Il s’ensuit, comme l’a jugé le tribunal administratif, que l’arrêté du préfet fixant, dans ces conditions, la liste des journaux habilités à publier des annonces légales et judiciaires est illégal.
4. La procédure de délégation de service public impose, aux termes des articles L.1411-1 et R.1411-1 CGCT, d’informer les opérateurs économiques du projet de la personne publique délégante de conclure une telle convention, notamment par l’insertion d’un avis de publicité notamment « dans une publication habilitée à recevoir des annonces légales » régie par la loi de 1955.
Il s’agit d’une obligation substantielle et dirimante (voir indirectement sur ce point : CE, 1er avril 2009, Communauté urbaine de Bordeaux, req. n° 323585, publié au Recueil).

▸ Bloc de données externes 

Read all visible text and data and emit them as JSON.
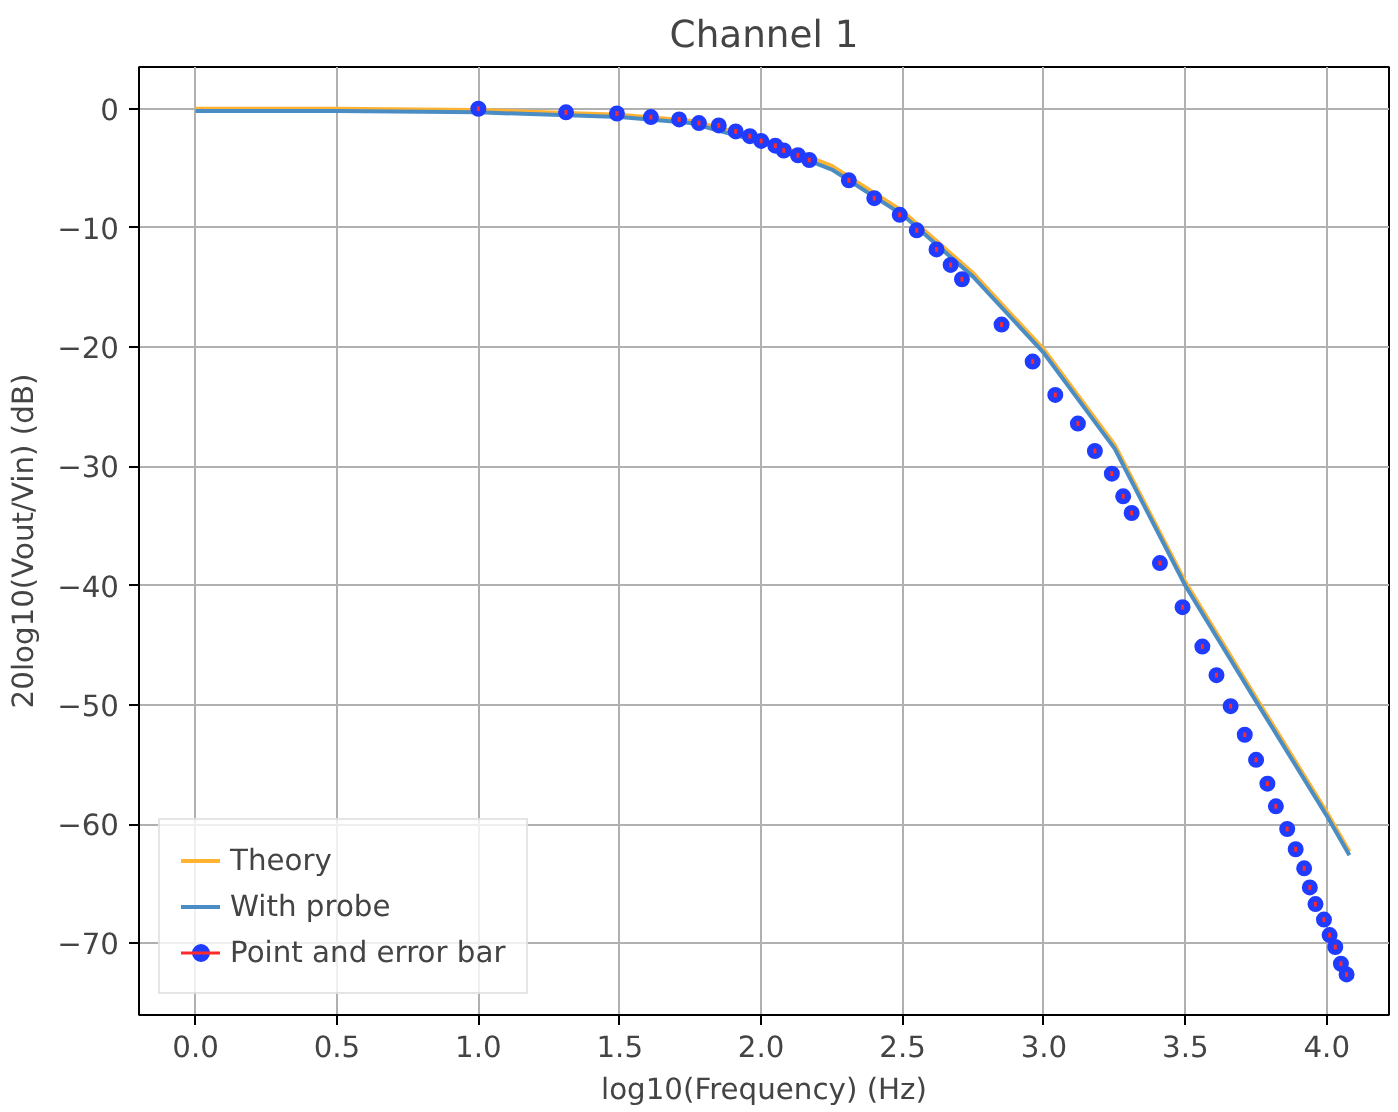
{
  "chart_data": {
    "type": "line",
    "title": "Channel 1",
    "xlabel": "log10(Frequency) (Hz)",
    "ylabel": "20log10(Vout/Vin) (dB)",
    "xlim": [
      -0.2,
      4.22
    ],
    "ylim": [
      -76,
      3.5
    ],
    "xticks": [
      {
        "value": 0,
        "label": "0.0"
      },
      {
        "value": 0.5,
        "label": "0.5"
      },
      {
        "value": 1,
        "label": "1.0"
      },
      {
        "value": 1.5,
        "label": "1.5"
      },
      {
        "value": 2,
        "label": "2.0"
      },
      {
        "value": 2.5,
        "label": "2.5"
      },
      {
        "value": 3,
        "label": "3.0"
      },
      {
        "value": 3.5,
        "label": "3.5"
      },
      {
        "value": 4,
        "label": "4.0"
      }
    ],
    "yticks": [
      0,
      {
        "value": -10,
        "label": "−10"
      },
      {
        "value": -20,
        "label": "−20"
      },
      {
        "value": -30,
        "label": "−30"
      },
      {
        "value": -40,
        "label": "−40"
      },
      {
        "value": -50,
        "label": "−50"
      },
      {
        "value": -60,
        "label": "−60"
      },
      {
        "value": -70,
        "label": "−70"
      }
    ],
    "grid": true,
    "legend": "bottom left",
    "series": [
      {
        "name": "Theory",
        "color": "#ffb330",
        "x": [
          0,
          0.5,
          1,
          1.5,
          1.75,
          2,
          2.25,
          2.5,
          2.75,
          3,
          3.25,
          3.5,
          3.75,
          4,
          4.08
        ],
        "values": [
          0,
          0,
          -0.1,
          -0.5,
          -1.0,
          -2.5,
          -4.8,
          -8.6,
          -13.8,
          -20.2,
          -28.2,
          -39.7,
          -49.4,
          -59.0,
          -62.3
        ]
      },
      {
        "name": "With probe",
        "color": "#4a8cc4",
        "x": [
          0,
          0.5,
          1,
          1.5,
          1.75,
          2,
          2.25,
          2.5,
          2.75,
          3,
          3.25,
          3.5,
          3.75,
          4,
          4.08
        ],
        "values": [
          -0.2,
          -0.2,
          -0.3,
          -0.7,
          -1.2,
          -2.8,
          -5.1,
          -8.9,
          -14.1,
          -20.5,
          -28.5,
          -40.0,
          -49.7,
          -59.3,
          -62.6
        ]
      },
      {
        "name": "Point and error bar",
        "type": "scatter",
        "marker": "circle",
        "color": "#1f3cff",
        "x": [
          1.0,
          1.31,
          1.49,
          1.61,
          1.71,
          1.78,
          1.85,
          1.91,
          1.96,
          2.0,
          2.05,
          2.08,
          2.13,
          2.17,
          2.31,
          2.4,
          2.49,
          2.55,
          2.62,
          2.67,
          2.71,
          2.85,
          2.96,
          3.04,
          3.12,
          3.18,
          3.24,
          3.28,
          3.31,
          3.41,
          3.49,
          3.56,
          3.61,
          3.66,
          3.71,
          3.75,
          3.79,
          3.82,
          3.86,
          3.89,
          3.92,
          3.94,
          3.96,
          3.99,
          4.01,
          4.03,
          4.05,
          4.07
        ],
        "values": [
          0,
          -0.3,
          -0.4,
          -0.7,
          -0.9,
          -1.2,
          -1.4,
          -1.9,
          -2.3,
          -2.7,
          -3.1,
          -3.5,
          -3.9,
          -4.3,
          -6.0,
          -7.5,
          -8.9,
          -10.2,
          -11.8,
          -13.1,
          -14.3,
          -18.1,
          -21.2,
          -24.0,
          -26.4,
          -28.7,
          -30.6,
          -32.5,
          -33.9,
          -38.1,
          -41.8,
          -45.1,
          -47.5,
          -50.1,
          -52.5,
          -54.6,
          -56.6,
          -58.5,
          -60.4,
          -62.1,
          -63.7,
          -65.3,
          -66.7,
          -68.0,
          -69.3,
          -70.3,
          -71.7,
          -72.6
        ],
        "errors": [
          0.2,
          0.2,
          0.2,
          0.2,
          0.2,
          0.2,
          0.2,
          0.2,
          0.2,
          0.2,
          0.2,
          0.2,
          0.2,
          0.2,
          0.2,
          0.2,
          0.2,
          0.2,
          0.2,
          0.2,
          0.2,
          0.2,
          0.2,
          0.2,
          0.2,
          0.2,
          0.2,
          0.2,
          0.2,
          0.2,
          0.2,
          0.2,
          0.2,
          0.2,
          0.2,
          0.2,
          0.2,
          0.2,
          0.2,
          0.2,
          0.2,
          0.2,
          0.2,
          0.2,
          0.2,
          0.2,
          0.2,
          0.2
        ]
      }
    ]
  }
}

Le jugement du tribunal administratif de Lille pose donc une question essentielle au regard de la régularité des procédures de passation des délégations de service public et ce dès le stade initial de leur publicité.
Ce jugement fragilise en toute hypothèse ces procédures dès lors que la raison de l’inconventionnalité retenue et expliquée par le tribunal administratif de Lille est intrinsèque au texte lui-même et, partant, transversale dans ses conséquences.
Car, en effet, s’il est probable que les juges administratifs saisis d’une telle problématique chercheront la parade pour préserver les délégations de service public ou bien que le Gouvernement tentera de la rectifier (le cas échéant par le biais d’une validation a posteriori avec toutes les difficultés que l’on connait), il demeure que, par le jeu et les armes du contentieux administratif, une procédure de délégation de service public pourrait être sérieusement contestée par le fait que le journal dans lequel a été publié l’avis de publicité perd, rétroactivement, son habilitation.
5. Au-delà de la procédure de délégation de service public examinée ci-avant, on ne peut que s’interroger, d’une façon beaucoup plus large, sur les dommages collatéraux qui pourraient résulter de cette décision.
Car en effet, les juges judiciaires sont désormais habilités, sous certaines conditions, à statuer directement sur la légalité de décisions administratives « lorsqu’il apparaît manifestement, au vu d’une jurisprudence établie, que la contestation peut être accueillie » directement par eux (Trib. Confl., 17 octobre 2011, Préfet de la Région Bretagne, Préfet d’Ille-et-Vilaine – SCEA du Chéneau c/ INAPORC – M. C et autres c/ CNIEL, nos 3828, 3829).
On ne peut donc exclure que le contentieux de l’habilitation des journaux d’annonces légales et judiciaires s’invite dans des procès civils ou commerciaux.
L’on pense notamment, à ce stade et de façon non exhaustive, aux publications dans les domaines du droit des sociétés ou encore de droit immobilier. Or, à la faveur notamment de problématiques liées aux délais et aux prescriptions, certains pourraient être tentés d’invoquer l’inconventionnalité de la loi de 1955 devant les juges judiciaires.